El Gobierno de Chile dio un paso clave en su agenda económica al enviar al Congreso un proyecto de ley de amplio alcance que promete transformar el rumbo del país. La iniciativa, presentada por el presidente José Antonio Kast, propone una batería de más de 40 medidas orientadas a estimular el crecimiento, atraer inversiones y reactivar la actividad productiva en el corto y mediano plazo.

Durante un acto oficial realizado en el Palacio de La Moneda, el mandatario remarcó la relevancia del proyecto, al señalar que su aprobación podría marcar un punto de inflexión para la economía nacional. En ese sentido, planteó que el país necesita un nuevo enfoque que combine la acción del Estado con el impulso del sector privado y el rol de los emprendedores, a quienes considera fundamentales para generar riqueza y dinamizar los mercados.

El proyecto, denominado “Reconstrucción y Desarrollo Económico y Social”, fue postergado en varias oportunidades debido a la falta de consensos políticos. La administración oficialista, sin mayoría parlamentaria, debió intensificar las negociaciones para conseguir respaldos tanto dentro de su espacio como en sectores afines, incluyendo grupos de la derecha libertaria que, si bien no integran formalmente el Gobierno, resultan clave para avanzar en el tratamiento legislativo.
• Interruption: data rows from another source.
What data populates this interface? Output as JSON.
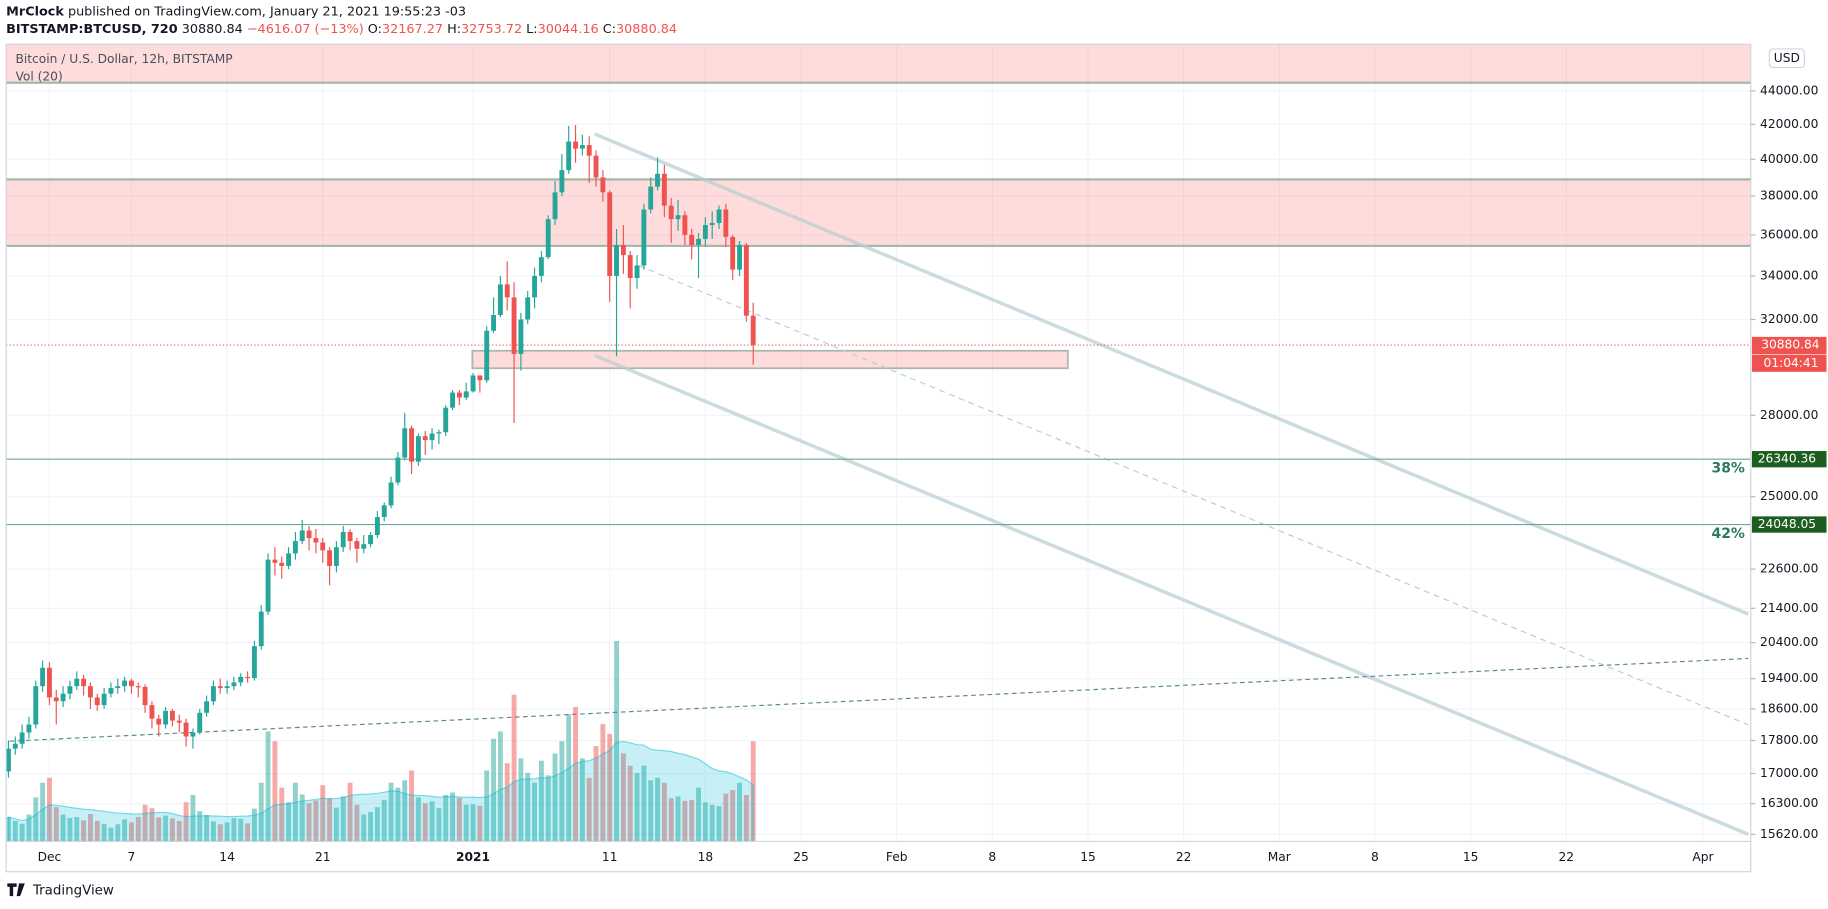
{
  "chart_data": {
    "type": "candlestick",
    "header": {
      "author": "MrClock",
      "published": "published on TradingView.com, January 21, 2021 19:55:23 -03",
      "symbol": "BITSTAMP:BTCUSD, 720",
      "change": "−4616.07 (−13%)",
      "o": "O:",
      "h": "H:",
      "l": "L:",
      "c": "C:"
    },
    "legend": {
      "title": "Bitcoin / U.S. Dollar, 12h, BITSTAMP",
      "volume": "Vol (20)"
    },
    "currency": "USD",
    "countdown": "01:04:41",
    "brand": "TradingView",
    "log_scale": true,
    "grid": true,
    "up_color": "#26a69a",
    "down_color": "#ef5350",
    "xlim": [
      "2020-11-27 20:00",
      "2021-04-04 12:00"
    ],
    "xticks": [
      {
        "value": "2020-12-01",
        "label": "Dec"
      },
      {
        "value": "2020-12-07",
        "label": "7"
      },
      {
        "value": "2020-12-14",
        "label": "14"
      },
      {
        "value": "2020-12-21",
        "label": "21"
      },
      {
        "value": "2021-01-01",
        "label": "2021"
      },
      {
        "value": "2021-01-11",
        "label": "11"
      },
      {
        "value": "2021-01-18",
        "label": "18"
      },
      {
        "value": "2021-01-25",
        "label": "25"
      },
      {
        "value": "2021-02-01",
        "label": "Feb"
      },
      {
        "value": "2021-02-08",
        "label": "8"
      },
      {
        "value": "2021-02-15",
        "label": "15"
      },
      {
        "value": "2021-02-22",
        "label": "22"
      },
      {
        "value": "2021-03-01",
        "label": "Mar"
      },
      {
        "value": "2021-03-08",
        "label": "8"
      },
      {
        "value": "2021-03-15",
        "label": "15"
      },
      {
        "value": "2021-03-22",
        "label": "22"
      },
      {
        "value": "2021-04-01",
        "label": "Apr"
      }
    ],
    "ylim": [
      15466,
      46950
    ],
    "yticks": [
      {
        "value": 15620,
        "label": "15620.00"
      },
      {
        "value": 16300,
        "label": "16300.00"
      },
      {
        "value": 17000,
        "label": "17000.00"
      },
      {
        "value": 17800,
        "label": "17800.00"
      },
      {
        "value": 18600,
        "label": "18600.00"
      },
      {
        "value": 19400,
        "label": "19400.00"
      },
      {
        "value": 20400,
        "label": "20400.00"
      },
      {
        "value": 21400,
        "label": "21400.00"
      },
      {
        "value": 22600,
        "label": "22600.00"
      },
      {
        "value": 25000,
        "label": "25000.00"
      },
      {
        "value": 28000,
        "label": "28000.00"
      },
      {
        "value": 32000,
        "label": "32000.00"
      },
      {
        "value": 34000,
        "label": "34000.00"
      },
      {
        "value": 36000,
        "label": "36000.00"
      },
      {
        "value": 38000,
        "label": "38000.00"
      },
      {
        "value": 40000,
        "label": "40000.00"
      },
      {
        "value": 42000,
        "label": "42000.00"
      },
      {
        "value": 44000,
        "label": "44000.00"
      }
    ],
    "levels": [
      {
        "value": 26340.36,
        "label": "38%"
      },
      {
        "value": 24048.05,
        "label": "42%"
      }
    ],
    "x": [
      "2020-11-28 00:00",
      "2020-11-28 12:00",
      "2020-11-29 00:00",
      "2020-11-29 12:00",
      "2020-11-30 00:00",
      "2020-11-30 12:00",
      "2020-12-01 00:00",
      "2020-12-01 12:00",
      "2020-12-02 00:00",
      "2020-12-02 12:00",
      "2020-12-03 00:00",
      "2020-12-03 12:00",
      "2020-12-04 00:00",
      "2020-12-04 12:00",
      "2020-12-05 00:00",
      "2020-12-05 12:00",
      "2020-12-06 00:00",
      "2020-12-06 12:00",
      "2020-12-07 00:00",
      "2020-12-07 12:00",
      "2020-12-08 00:00",
      "2020-12-08 12:00",
      "2020-12-09 00:00",
      "2020-12-09 12:00",
      "2020-12-10 00:00",
      "2020-12-10 12:00",
      "2020-12-11 00:00",
      "2020-12-11 12:00",
      "2020-12-12 00:00",
      "2020-12-12 12:00",
      "2020-12-13 00:00",
      "2020-12-13 12:00",
      "2020-12-14 00:00",
      "2020-12-14 12:00",
      "2020-12-15 00:00",
      "2020-12-15 12:00",
      "2020-12-16 00:00",
      "2020-12-16 12:00",
      "2020-12-17 00:00",
      "2020-12-17 12:00",
      "2020-12-18 00:00",
      "2020-12-18 12:00",
      "2020-12-19 00:00",
      "2020-12-19 12:00",
      "2020-12-20 00:00",
      "2020-12-20 12:00",
      "2020-12-21 00:00",
      "2020-12-21 12:00",
      "2020-12-22 00:00",
      "2020-12-22 12:00",
      "2020-12-23 00:00",
      "2020-12-23 12:00",
      "2020-12-24 00:00",
      "2020-12-24 12:00",
      "2020-12-25 00:00",
      "2020-12-25 12:00",
      "2020-12-26 00:00",
      "2020-12-26 12:00",
      "2020-12-27 00:00",
      "2020-12-27 12:00",
      "2020-12-28 00:00",
      "2020-12-28 12:00",
      "2020-12-29 00:00",
      "2020-12-29 12:00",
      "2020-12-30 00:00",
      "2020-12-30 12:00",
      "2020-12-31 00:00",
      "2020-12-31 12:00",
      "2021-01-01 00:00",
      "2021-01-01 12:00",
      "2021-01-02 00:00",
      "2021-01-02 12:00",
      "2021-01-03 00:00",
      "2021-01-03 12:00",
      "2021-01-04 00:00",
      "2021-01-04 12:00",
      "2021-01-05 00:00",
      "2021-01-05 12:00",
      "2021-01-06 00:00",
      "2021-01-06 12:00",
      "2021-01-07 00:00",
      "2021-01-07 12:00",
      "2021-01-08 00:00",
      "2021-01-08 12:00",
      "2021-01-09 00:00",
      "2021-01-09 12:00",
      "2021-01-10 00:00",
      "2021-01-10 12:00",
      "2021-01-11 00:00",
      "2021-01-11 12:00",
      "2021-01-12 00:00",
      "2021-01-12 12:00",
      "2021-01-13 00:00",
      "2021-01-13 12:00",
      "2021-01-14 00:00",
      "2021-01-14 12:00",
      "2021-01-15 00:00",
      "2021-01-15 12:00",
      "2021-01-16 00:00",
      "2021-01-16 12:00",
      "2021-01-17 00:00",
      "2021-01-17 12:00",
      "2021-01-18 00:00",
      "2021-01-18 12:00",
      "2021-01-19 00:00",
      "2021-01-19 12:00",
      "2021-01-20 00:00",
      "2021-01-20 12:00",
      "2021-01-21 00:00",
      "2021-01-21 12:00"
    ],
    "open": [
      17050,
      17600,
      17720,
      18000,
      18200,
      19200,
      19700,
      18900,
      18800,
      19000,
      19200,
      19400,
      19200,
      18900,
      18700,
      19000,
      19150,
      19200,
      19350,
      19200,
      19180,
      18700,
      18350,
      18200,
      18550,
      18300,
      18250,
      17900,
      18000,
      18500,
      18800,
      19200,
      19150,
      19200,
      19300,
      19450,
      19420,
      20300,
      21300,
      22900,
      22800,
      22700,
      23100,
      23500,
      23850,
      23600,
      23450,
      23200,
      22700,
      23300,
      23800,
      23500,
      23250,
      23400,
      23700,
      24300,
      24700,
      25500,
      26400,
      27500,
      26250,
      27200,
      27050,
      27300,
      27350,
      28300,
      28900,
      28700,
      28950,
      29600,
      29400,
      31500,
      32200,
      33600,
      33000,
      30500,
      32000,
      33000,
      34000,
      34900,
      36800,
      38200,
      39400,
      41000,
      40600,
      40800,
      40200,
      39000,
      38200,
      34000,
      35500,
      35000,
      33900,
      34500,
      37300,
      38500,
      39200,
      37500,
      36800,
      37000,
      36000,
      35500,
      35800,
      36500,
      36600,
      37300,
      35900,
      34300,
      35500,
      32167.27
    ],
    "high": [
      17800,
      17900,
      18200,
      18400,
      19350,
      19900,
      19850,
      19100,
      19200,
      19350,
      19600,
      19500,
      19300,
      19000,
      19150,
      19300,
      19400,
      19450,
      19400,
      19300,
      19250,
      18800,
      18450,
      18650,
      18600,
      18450,
      18350,
      18100,
      18600,
      18950,
      19350,
      19400,
      19350,
      19450,
      19550,
      19600,
      20450,
      21500,
      23100,
      23300,
      23000,
      23300,
      23800,
      24200,
      24000,
      23900,
      23600,
      23300,
      23500,
      24000,
      23900,
      23600,
      23700,
      23800,
      24500,
      24800,
      25700,
      26600,
      28100,
      27600,
      27300,
      27400,
      27500,
      27450,
      28400,
      29000,
      29000,
      29300,
      29700,
      29600,
      31700,
      33000,
      34000,
      34700,
      33700,
      32300,
      33300,
      34400,
      35200,
      37000,
      38800,
      40300,
      41900,
      41950,
      41400,
      41300,
      40500,
      39400,
      38300,
      36300,
      36500,
      35200,
      35000,
      37600,
      39000,
      40100,
      39700,
      37900,
      37800,
      37200,
      36300,
      36100,
      36900,
      37200,
      37500,
      37600,
      36000,
      35700,
      35600,
      32753.72
    ],
    "low": [
      16900,
      17450,
      17600,
      17850,
      18100,
      19050,
      18700,
      18200,
      18650,
      18850,
      19100,
      18950,
      18600,
      18550,
      18600,
      18900,
      19000,
      19050,
      19000,
      18900,
      18500,
      18100,
      17900,
      18100,
      18150,
      18000,
      17650,
      17600,
      17950,
      18400,
      18700,
      19000,
      19000,
      19100,
      19200,
      19300,
      19350,
      20200,
      21200,
      22400,
      22300,
      22600,
      22900,
      23400,
      23200,
      23100,
      22800,
      22100,
      22500,
      23150,
      23200,
      22800,
      23100,
      23300,
      23600,
      24150,
      24600,
      25400,
      26300,
      25800,
      26100,
      26500,
      26700,
      26900,
      27200,
      28200,
      28400,
      28600,
      28900,
      28900,
      29300,
      31400,
      32100,
      32400,
      27700,
      29800,
      31800,
      32500,
      33700,
      34800,
      36500,
      38000,
      39200,
      39800,
      40200,
      38700,
      38500,
      37700,
      32800,
      30400,
      34100,
      32500,
      33400,
      34300,
      37100,
      38300,
      36900,
      35600,
      36200,
      35500,
      34800,
      33900,
      35400,
      35800,
      36300,
      35400,
      33800,
      34000,
      31900,
      30044.16
    ],
    "close": [
      17600,
      17720,
      18000,
      18200,
      19200,
      19700,
      18900,
      18800,
      19000,
      19200,
      19400,
      19200,
      18900,
      18700,
      19000,
      19150,
      19200,
      19350,
      19200,
      19180,
      18700,
      18350,
      18200,
      18550,
      18300,
      18250,
      17900,
      18000,
      18500,
      18800,
      19200,
      19150,
      19200,
      19300,
      19450,
      19420,
      20300,
      21300,
      22900,
      22800,
      22700,
      23100,
      23500,
      23850,
      23600,
      23450,
      23200,
      22700,
      23300,
      23800,
      23500,
      23250,
      23400,
      23700,
      24300,
      24700,
      25500,
      26400,
      27500,
      26250,
      27200,
      27050,
      27300,
      27350,
      28300,
      28900,
      28700,
      28950,
      29600,
      29400,
      31500,
      32200,
      33600,
      33000,
      30500,
      32000,
      33000,
      34000,
      34900,
      36800,
      38200,
      39400,
      41000,
      40600,
      40800,
      40200,
      39000,
      38200,
      34000,
      35500,
      35000,
      33900,
      34500,
      37300,
      38500,
      39200,
      37500,
      36800,
      37000,
      36000,
      35500,
      35800,
      36500,
      36600,
      37300,
      35900,
      34300,
      35500,
      32167.27,
      30880.84
    ],
    "volume": [
      5000,
      4200,
      3600,
      5500,
      9000,
      12000,
      13000,
      7000,
      5500,
      4800,
      5000,
      4300,
      5600,
      4200,
      3600,
      2800,
      3500,
      4500,
      3900,
      5000,
      7500,
      6800,
      4900,
      5300,
      4700,
      4200,
      8000,
      9500,
      6200,
      5400,
      4100,
      3500,
      3900,
      4800,
      4600,
      3700,
      6700,
      12000,
      22500,
      20500,
      11000,
      8000,
      12000,
      9600,
      7800,
      8400,
      11500,
      8800,
      6900,
      9200,
      12000,
      7500,
      5500,
      6000,
      7000,
      8500,
      12000,
      11000,
      12500,
      14500,
      9000,
      7800,
      8200,
      6800,
      9500,
      10000,
      8900,
      7500,
      7600,
      7300,
      14500,
      21000,
      22500,
      16000,
      30000,
      17000,
      14000,
      12000,
      16500,
      13500,
      18000,
      20500,
      26000,
      27500,
      17000,
      13000,
      19500,
      24000,
      22000,
      41000,
      18000,
      15500,
      14000,
      15500,
      12500,
      13000,
      12000,
      8800,
      9200,
      8300,
      8500,
      11000,
      8000,
      7500,
      7200,
      9800,
      10500,
      12000,
      9500,
      20500
    ]
  }
}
Entre las medidas más destacadas se encuentra la reducción del impuesto a las empresas, que pasaría del 27% al 23%, junto con incentivos fiscales destinados a facilitar la repatriación de capitales desde el exterior. A esto se suman beneficios temporales, como la exención del IVA en la venta de viviendas nuevas, además de propuestas para agilizar los permisos medioambientales y promover la creación de empleo formal mediante estímulos tributarios.

El Ejecutivo sostiene que estas herramientas permitirán alcanzar metas ambiciosas, como elevar el crecimiento económico al 4% hacia el final del mandato, reducir el desempleo al 6,5% y avanzar hacia un equilibrio en las cuentas fiscales. Sin embargo, la iniciativa no logró consenso y ya genera fuertes cuestionamientos.

Desde sectores de centro e izquierda, referentes opositores anticiparon su rechazo y advirtieron que se trata de una reforma que, bajo otra denominación, implicaría una disminución en la recaudación estatal y un beneficio desproporcionado para los sectores de mayores ingresos. En ese contexto, calificaron la propuesta como una “reforma tributaria encubierta”.

Con posiciones claramente enfrentadas, el debate en el Congreso se anticipa intenso. El oficialismo necesita construir acuerdos en un escenario político fragmentado, donde cada voto será determinante. Mientras tanto, el Gobierno busca acelerar los tiempos legislativos con la intención de lograr la aprobación antes de septiembre, lo que le permitiría diseñar su primer presupuesto bajo el nuevo esquema económico.

Así, el país se encamina a una discusión de alto voltaje político, donde no solo se definirá el rumbo económico, sino también el equilibrio de fuerzas en un Congreso decisivo para el futuro inmediato de Chile.